Setting smart goals ensures that your new executive is working on something that matters and keeps them accountable for their actions.
Alongside goals, resources are key to the success of your plan. These could include books, courses, workshops, mentoring, coaching, and, most importantly, talent. A sales manager should never forget that it is people who set goals, take action, and make changes for the good of the company.
The following steps will help ensure your new hires fulfill their potential and make a positive impact on your company.
A new employee's first month is crucial to learning the ropes and adjusting to your company culture. In this stage, your account executive will learn their role, responsibilities, and expectations, start building relationships with their colleagues and supervisors and lay the groundwork for the next 60 days.
Here are some examples of goals in the first 30 days of a 30-60-90 plan.
1. Getting acquainted with your company
Making a positive first impression on a new employee begins here. It's simple enough: start with your company’s mission, history, and values that guide everything you do — from the projects you work on to how you treat each other.
2. Product intro
Explain how your company's products solve customer problems, with key features and benefits. When an account executive truly believes in the benefits of your company's offerings, their enthusiasm and passion will spread.
You should also communicate where a product falls shorthand exceeds the competition. That way in meetings, they’ll be prepared when hit with hard questions.
3. One-on-one meetings with different departments in the organization
Visiting different departments will help a new hire better understand your company's internal operations. Relationships with other team members will be key to supporting future negotiations, and when employees feel valued as part of a bigger whole, they’re more motivated and engaged.
4. Sales process overview
Now is the time to show your account executive the battlefield. Describe how your company engages customers and closes deals and what the AE role is at every step in the process.
Explain the sales process using real-life examples and case studies. This can help clarify the process and make it easier to follow.
5. Understanding the ideal customer profile and buyer personas
Describe the ideal customer profile for your company, including industry, size, location, and budget. Don’t forget to add how this profile fits into your overall sales strategy.

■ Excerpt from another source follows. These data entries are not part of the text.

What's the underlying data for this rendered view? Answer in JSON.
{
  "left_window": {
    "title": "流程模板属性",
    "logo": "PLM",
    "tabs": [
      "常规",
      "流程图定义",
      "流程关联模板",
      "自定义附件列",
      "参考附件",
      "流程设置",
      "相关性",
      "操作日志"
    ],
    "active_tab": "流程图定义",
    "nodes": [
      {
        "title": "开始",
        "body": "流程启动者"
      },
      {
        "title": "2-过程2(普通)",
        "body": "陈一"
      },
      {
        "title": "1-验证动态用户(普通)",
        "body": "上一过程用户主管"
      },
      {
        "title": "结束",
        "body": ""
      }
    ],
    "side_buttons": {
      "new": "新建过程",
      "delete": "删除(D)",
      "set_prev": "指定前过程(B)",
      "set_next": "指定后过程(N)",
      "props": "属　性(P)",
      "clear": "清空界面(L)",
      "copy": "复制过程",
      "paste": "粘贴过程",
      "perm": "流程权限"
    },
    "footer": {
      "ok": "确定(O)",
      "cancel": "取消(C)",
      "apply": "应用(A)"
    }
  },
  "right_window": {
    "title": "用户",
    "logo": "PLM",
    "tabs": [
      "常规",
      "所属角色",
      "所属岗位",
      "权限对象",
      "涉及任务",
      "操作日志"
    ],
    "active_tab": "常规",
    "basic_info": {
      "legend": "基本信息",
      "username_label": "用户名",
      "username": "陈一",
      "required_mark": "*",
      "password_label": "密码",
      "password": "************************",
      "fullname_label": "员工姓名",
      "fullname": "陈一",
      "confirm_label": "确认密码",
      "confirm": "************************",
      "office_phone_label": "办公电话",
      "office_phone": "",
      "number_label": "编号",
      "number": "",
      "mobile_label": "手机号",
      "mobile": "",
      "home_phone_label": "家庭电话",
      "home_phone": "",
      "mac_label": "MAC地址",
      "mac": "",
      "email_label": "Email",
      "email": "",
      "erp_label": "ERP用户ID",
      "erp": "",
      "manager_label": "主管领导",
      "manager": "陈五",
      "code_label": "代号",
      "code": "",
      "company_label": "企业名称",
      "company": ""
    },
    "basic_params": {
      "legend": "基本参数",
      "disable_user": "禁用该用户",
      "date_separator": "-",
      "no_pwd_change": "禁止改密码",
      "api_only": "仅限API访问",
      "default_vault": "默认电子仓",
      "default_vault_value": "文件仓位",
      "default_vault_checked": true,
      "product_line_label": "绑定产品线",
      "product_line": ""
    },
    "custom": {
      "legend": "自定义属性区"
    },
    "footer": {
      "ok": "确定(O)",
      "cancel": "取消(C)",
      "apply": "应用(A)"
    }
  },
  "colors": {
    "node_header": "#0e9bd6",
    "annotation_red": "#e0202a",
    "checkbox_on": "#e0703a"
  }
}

Give an overview of the needs, problems, and buying motivations for each customer persona. Provide examples of how each persona might contact the company and what the sales process would look like in each case.
6. Listening to and joining customer calls
Take it slowly, so your newbie doesn’t get swept away in a tide of challenges too soon. Listening to customer calls is a small rehearsal before the big swim. Experienced colleagues can serve as role models for new account executives, providing tips and best practices for dealing with customers.
During this phase, your account executive will make their own efforts to find potential clients. Encourage them to think outside the box and develop messages that resonate with your target market.
Share your prospecting successes (and failures) to show how persistence and creativity can lead to successful acquisitions.
Don't forget to equip your hire with comprehensive lead generation tools and CRM integration. These are key to a successful sales enablement process and will make for an easier, more enjoyable journey to new customers, based on data-driven insights.
8. Mock-up calls with objection handling and negotiations
Consider setting up mock-up calls in a controlled environment, such as a training session, with a role player or coach acting as the customer. Done right, realistic mock-ups will prepare your executive to deal with objections and make effective sales presentations in real-world situations.
9. Making own calls and reaching out to new customers
Encourage your account executive to remain authentic and provide them with all the materials and resources they’ll need to meet the customer on their own ground.
One deep breath, and your newbie will be calling their first account client for you.
10. Building a pipeline
With some practice in hand, you and your new hire can move on to strategic planning. Account executives must handle the entire customer journey, from qualifying to nurturing potential customers.
Each step involves a specific set of actions, including resources. Demos and trials, for instance, are helpful in the nurturing phase. Give your newbie everything they need to survive and thrive as they develop their sales pipeline.
11. KPIs and reporting
The first 30 days were a wild ride. Your account executive has been hitting the phones and hustling to build their pipeline. Schedule a 1:1 meeting to recap this time and move them to the next level.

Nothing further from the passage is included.